Gesundheitsnotstand in Boliviens Region La Paz wegen Blockaden

La Paz – Angesichts zunehmender Engpässe durch wochenlange Straßenblockaden hat die Regionalregierung des bolivianischen Departements La Paz einen Gesundheits- und humanitären Notstand verhängt.
Ziel sei es, die Versorgung von Krankenhäusern mit medizinischem Sauerstoff, Medikamenten, Lebensmitteln und anderen lebenswichtigen Gütern sicherzustellen, hieß es in einer von der Zeitung La Razón zitierten Verwaltungsresolution.
Die zunächst für 90 Tage geltende Maßnahme wurde mit einer kritischen Versorgungslage begründet, die durch die seit mehr als einem Monat andauernden Blockaden ausgelöst worden sei. Auch die Interamerikanische Menschenrechtskommission CIDH warnte vor den humanitären Folgen der Krise.
Die Organisation verwies auf Engpässe bei Treibstoff, Lebensmitteln, Medikamenten und Sauerstoff sowie auf mindestens sieben Todesfälle im Zusammenhang mit den Protesten. Vier Menschen seien gestorben, weil sie nicht rechtzeitig medizinisch versorgt werden konnten, berichtete die Kommission unter Berufung auf die bolivianische Ombudsstelle für Menschenrechte.
„Angesichts der schwerwiegenden Beeinträchtigungen der Menschenrechte und der erheblichen humanitären Auswirkungen infolge der Proteste und Straßenblockaden wird der Staat und werden alle beteiligten gesellschaftlichen Sektoren aufgerufen, dem Dialog Vorrang einzuräumen“, erklärte die CIDH.
Seit Anfang Mai blockieren Gewerkschaften, Bauern, Bergarbeiter und Anhänger des früheren linken Präsidenten Evo Morales wichtige Verkehrswege in Bolivien.
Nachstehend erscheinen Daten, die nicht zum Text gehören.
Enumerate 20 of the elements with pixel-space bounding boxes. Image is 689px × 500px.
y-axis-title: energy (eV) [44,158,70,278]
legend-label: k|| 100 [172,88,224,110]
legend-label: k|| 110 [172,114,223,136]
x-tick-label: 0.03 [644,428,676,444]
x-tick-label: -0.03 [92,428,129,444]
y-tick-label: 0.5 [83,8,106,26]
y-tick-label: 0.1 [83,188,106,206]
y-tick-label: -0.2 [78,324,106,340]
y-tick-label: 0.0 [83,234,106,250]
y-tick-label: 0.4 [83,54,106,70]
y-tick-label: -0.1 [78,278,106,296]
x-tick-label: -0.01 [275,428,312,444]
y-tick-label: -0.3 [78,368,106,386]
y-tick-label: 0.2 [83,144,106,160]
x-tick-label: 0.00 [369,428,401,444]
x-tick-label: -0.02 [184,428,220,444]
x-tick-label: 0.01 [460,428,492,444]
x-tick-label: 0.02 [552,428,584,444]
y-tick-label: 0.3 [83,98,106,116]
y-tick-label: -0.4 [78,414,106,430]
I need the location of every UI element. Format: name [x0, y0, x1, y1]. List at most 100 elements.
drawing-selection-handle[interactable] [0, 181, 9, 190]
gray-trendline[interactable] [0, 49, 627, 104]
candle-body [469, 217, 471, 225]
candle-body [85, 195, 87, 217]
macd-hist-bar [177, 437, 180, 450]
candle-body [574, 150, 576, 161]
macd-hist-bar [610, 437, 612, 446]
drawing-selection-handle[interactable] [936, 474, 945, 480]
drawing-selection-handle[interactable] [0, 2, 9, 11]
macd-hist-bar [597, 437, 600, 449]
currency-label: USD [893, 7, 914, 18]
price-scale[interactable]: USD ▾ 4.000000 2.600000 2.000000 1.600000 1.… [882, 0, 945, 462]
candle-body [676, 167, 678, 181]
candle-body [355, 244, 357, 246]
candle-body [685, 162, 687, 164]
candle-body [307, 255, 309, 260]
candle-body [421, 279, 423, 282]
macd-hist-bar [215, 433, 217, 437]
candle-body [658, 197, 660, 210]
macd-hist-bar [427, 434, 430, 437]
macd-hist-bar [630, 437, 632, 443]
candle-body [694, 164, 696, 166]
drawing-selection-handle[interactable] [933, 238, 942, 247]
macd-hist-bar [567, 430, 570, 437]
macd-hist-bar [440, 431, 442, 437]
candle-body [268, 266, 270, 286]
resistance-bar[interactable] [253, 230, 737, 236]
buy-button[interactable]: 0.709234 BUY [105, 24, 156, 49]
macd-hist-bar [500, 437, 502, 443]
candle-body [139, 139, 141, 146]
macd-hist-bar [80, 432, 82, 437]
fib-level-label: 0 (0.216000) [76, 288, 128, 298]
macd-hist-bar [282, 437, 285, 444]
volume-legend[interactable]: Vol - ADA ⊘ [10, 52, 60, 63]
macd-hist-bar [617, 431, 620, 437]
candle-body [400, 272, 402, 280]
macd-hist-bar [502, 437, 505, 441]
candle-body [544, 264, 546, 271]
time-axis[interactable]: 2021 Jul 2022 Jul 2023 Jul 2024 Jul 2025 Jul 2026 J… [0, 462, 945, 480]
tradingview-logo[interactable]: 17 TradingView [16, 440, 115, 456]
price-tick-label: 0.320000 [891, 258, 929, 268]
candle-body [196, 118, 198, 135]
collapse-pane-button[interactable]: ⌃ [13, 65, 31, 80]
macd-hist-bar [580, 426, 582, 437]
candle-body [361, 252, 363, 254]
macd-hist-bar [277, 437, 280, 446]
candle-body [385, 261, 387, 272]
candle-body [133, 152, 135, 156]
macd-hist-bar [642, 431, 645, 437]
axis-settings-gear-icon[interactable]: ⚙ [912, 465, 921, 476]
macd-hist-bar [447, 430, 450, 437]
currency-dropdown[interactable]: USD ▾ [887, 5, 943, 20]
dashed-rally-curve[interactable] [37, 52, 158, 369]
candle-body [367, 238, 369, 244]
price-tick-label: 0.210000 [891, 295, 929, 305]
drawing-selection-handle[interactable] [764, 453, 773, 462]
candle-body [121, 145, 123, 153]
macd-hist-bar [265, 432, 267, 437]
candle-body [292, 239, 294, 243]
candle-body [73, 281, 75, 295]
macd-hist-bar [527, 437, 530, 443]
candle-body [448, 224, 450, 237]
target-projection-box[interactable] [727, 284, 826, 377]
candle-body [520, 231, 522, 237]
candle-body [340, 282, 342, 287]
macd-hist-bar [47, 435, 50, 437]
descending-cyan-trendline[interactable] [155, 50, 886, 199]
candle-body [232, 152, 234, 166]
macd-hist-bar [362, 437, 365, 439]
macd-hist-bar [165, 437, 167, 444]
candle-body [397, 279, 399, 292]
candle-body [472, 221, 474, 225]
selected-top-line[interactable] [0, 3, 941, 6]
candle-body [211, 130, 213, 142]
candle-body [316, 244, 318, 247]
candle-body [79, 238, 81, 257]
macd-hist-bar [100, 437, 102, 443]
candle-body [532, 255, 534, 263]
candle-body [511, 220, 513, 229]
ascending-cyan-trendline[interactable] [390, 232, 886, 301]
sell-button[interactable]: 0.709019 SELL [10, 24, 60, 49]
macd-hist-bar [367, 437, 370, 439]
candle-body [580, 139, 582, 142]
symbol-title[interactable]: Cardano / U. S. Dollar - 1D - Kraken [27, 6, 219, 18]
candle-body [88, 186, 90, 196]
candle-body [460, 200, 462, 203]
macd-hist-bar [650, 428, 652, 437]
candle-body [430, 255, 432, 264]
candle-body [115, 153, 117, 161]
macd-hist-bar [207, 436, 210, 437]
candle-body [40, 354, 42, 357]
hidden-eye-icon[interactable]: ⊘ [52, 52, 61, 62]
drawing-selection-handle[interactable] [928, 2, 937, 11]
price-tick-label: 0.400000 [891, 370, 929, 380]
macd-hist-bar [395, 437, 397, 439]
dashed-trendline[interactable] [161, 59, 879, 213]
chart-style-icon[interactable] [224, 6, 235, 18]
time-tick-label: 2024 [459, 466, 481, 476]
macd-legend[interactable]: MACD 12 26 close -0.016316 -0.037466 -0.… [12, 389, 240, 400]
Die Proteste richten sich gegen die schwierige Wirtschaftslage, steigende Lebenshaltungskosten und Reformvorhaben der konservativen Regierung von Präsident Rodrigo Paz. Dessen Wahlsieg hatte Ende 2025 eine fast zwei Jahrzehnte währende Ära linker Regierungen beendet.
Beobachter sehen die Ursachen der aktuellen Krise jedoch in einer breiteren sozialen und wirtschaftlichen Unzufriedenheit. Morales gilt zwar als wichtiger Unterstützer der Protestbewegung, wird von Analysten aber eher als politischer Nutznießer denn als eigentlicher Auslöser der Krise gesehen.